Projection de presse à l'Institut : Ne touchez pas la hache (Jacques Rivette, 2007), que j'écrivais, encore plus proche de moi, touche pas la hache.... Plongée merveilleuse dans le XIXe siècle. Je ne croyais guère à la reconstitution historique, à l'adaptation d'un énième Balzac, ni à Guillaume Depardieu. En moins d'un quart d'heure, j'ai été aspiré en 1818, scotché par ce choc d'un survivant de l'Empire contre les manières Restauration, autre avatar du survivant qui n'a plus sa place, comme l'était le colonel Chabert. La puissance de la reconstitution provient de la façon dont les comédiens habitent le décor autant que leur rôle. Les cartons, les dialogues, les lumières, toute la mise en scène renforce l'incarnation.

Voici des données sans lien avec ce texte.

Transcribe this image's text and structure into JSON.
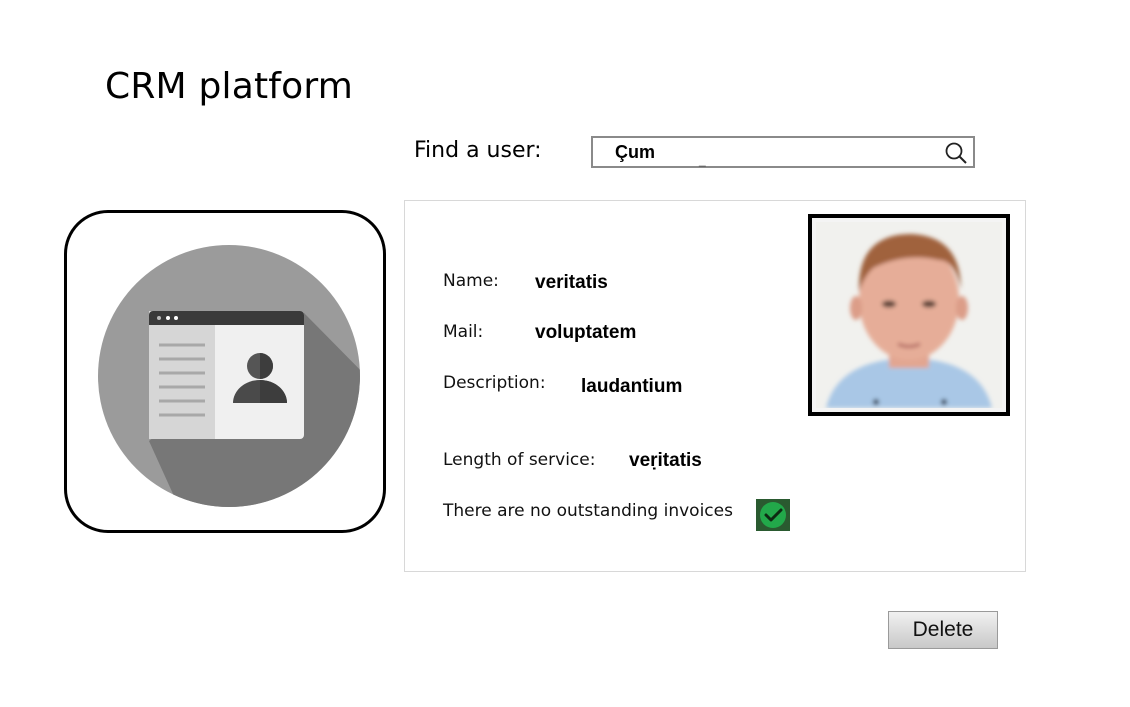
{
  "app": {
    "title": "CRM platform"
  },
  "search": {
    "label": "Find a user:",
    "value": "Çum",
    "cursor": "_",
    "icon": "search-icon"
  },
  "profile": {
    "name_label": "Name:",
    "name_value": "veritatis",
    "mail_label": "Mail:",
    "mail_value": "voluptatem",
    "description_label": "Description:",
    "description_value": "laudantium",
    "service_label": "Length of service:",
    "service_value": "veṛitatis",
    "invoices_text": "There are no outstanding invoices",
    "invoices_icon": "check-icon",
    "invoices_status_color": "#22a84a",
    "photo": "user-photo"
  },
  "app_icon": "contact-card-icon",
  "actions": {
    "delete_label": "Delete"
  }
}
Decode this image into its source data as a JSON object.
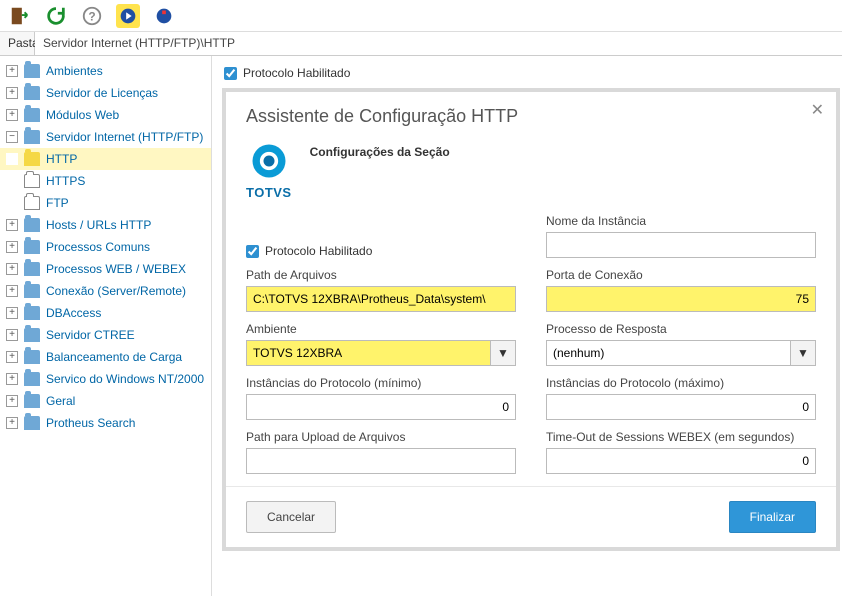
{
  "toolbar": {
    "icons": [
      "exit",
      "refresh",
      "help",
      "wizard",
      "dist"
    ]
  },
  "breadcrumb": {
    "label": "Pasta",
    "path": "Servidor Internet (HTTP/FTP)\\HTTP"
  },
  "tree": {
    "items": [
      {
        "label": "Ambientes",
        "expandable": true
      },
      {
        "label": "Servidor de Licenças",
        "expandable": true
      },
      {
        "label": "Módulos Web",
        "expandable": true
      },
      {
        "label": "Servidor Internet (HTTP/FTP)",
        "expandable": true,
        "expanded": true,
        "children": [
          {
            "label": "HTTP",
            "selected": true
          },
          {
            "label": "HTTPS"
          },
          {
            "label": "FTP"
          }
        ]
      },
      {
        "label": "Hosts / URLs HTTP",
        "expandable": true
      },
      {
        "label": "Processos Comuns",
        "expandable": true
      },
      {
        "label": "Processos WEB / WEBEX",
        "expandable": true
      },
      {
        "label": "Conexão (Server/Remote)",
        "expandable": true
      },
      {
        "label": "DBAccess",
        "expandable": true
      },
      {
        "label": "Servidor CTREE",
        "expandable": true
      },
      {
        "label": "Balanceamento de Carga",
        "expandable": true
      },
      {
        "label": "Servico do Windows NT/2000",
        "expandable": true
      },
      {
        "label": "Geral",
        "expandable": true
      },
      {
        "label": "Protheus Search",
        "expandable": true
      }
    ]
  },
  "page": {
    "protocol_enabled_label": "Protocolo Habilitado"
  },
  "wizard": {
    "title": "Assistente de Configuração  HTTP",
    "logo_text": "TOTVS",
    "section_title": "Configurações da Seção",
    "fields": {
      "protocol_enabled": {
        "label": "Protocolo Habilitado",
        "checked": true
      },
      "instance_name": {
        "label": "Nome da Instância",
        "value": ""
      },
      "files_path": {
        "label": "Path de Arquivos",
        "value": "C:\\TOTVS 12XBRA\\Protheus_Data\\system\\"
      },
      "connection_port": {
        "label": "Porta de Conexão",
        "value": "75"
      },
      "environment": {
        "label": "Ambiente",
        "value": "TOTVS 12XBRA"
      },
      "response_process": {
        "label": "Processo de Resposta",
        "value": "(nenhum)"
      },
      "instances_min": {
        "label": "Instâncias do Protocolo (mínimo)",
        "value": "0"
      },
      "instances_max": {
        "label": "Instâncias do Protocolo (máximo)",
        "value": "0"
      },
      "upload_path": {
        "label": "Path para Upload de Arquivos",
        "value": ""
      },
      "webex_timeout": {
        "label": "Time-Out de Sessions WEBEX (em segundos)",
        "value": "0"
      }
    },
    "buttons": {
      "cancel": "Cancelar",
      "finish": "Finalizar"
    }
  }
}
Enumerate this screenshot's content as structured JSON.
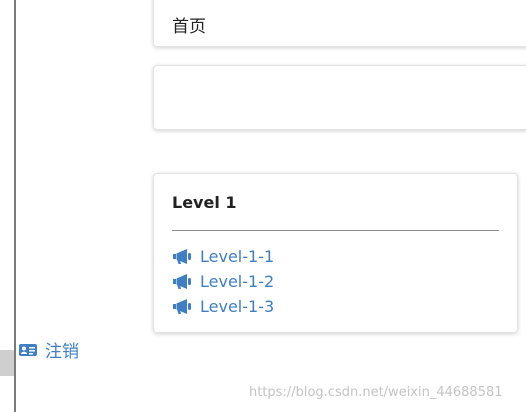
{
  "header_card": {
    "title": "首页"
  },
  "menu_card": {
    "title": "Level 1",
    "items": [
      {
        "label": "Level-1-1",
        "icon": "bullhorn-icon"
      },
      {
        "label": "Level-1-2",
        "icon": "bullhorn-icon"
      },
      {
        "label": "Level-1-3",
        "icon": "bullhorn-icon"
      }
    ]
  },
  "sidebar": {
    "logout_label": "注销",
    "logout_icon": "id-card-icon"
  },
  "watermark": "https://blog.csdn.net/weixin_44688581",
  "colors": {
    "link": "#3f7fc1",
    "text": "#222222",
    "divider": "#8c8c8c"
  }
}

Sortant de la salle mais pas encore du film, j'aperçois, dans la médiathèque, Christine — qui n'est pas sans faire penser à Jeanne Balibar... Nouvelles bonnes et nombreuses. Sur une future naissance. Sur l'exposition Antonin Raymond qu'elle préparait depuis plusieurs années et qui a commencée à Kamakura.

La Gloire de mon père, sur TV5 Monde. La première fois que T. et moi regardons un film en direct sur TV5 par l'écran de l'ordinateur... Film agréable, amusant, mais sans plus. On alors, c'est qu'on est fatigué.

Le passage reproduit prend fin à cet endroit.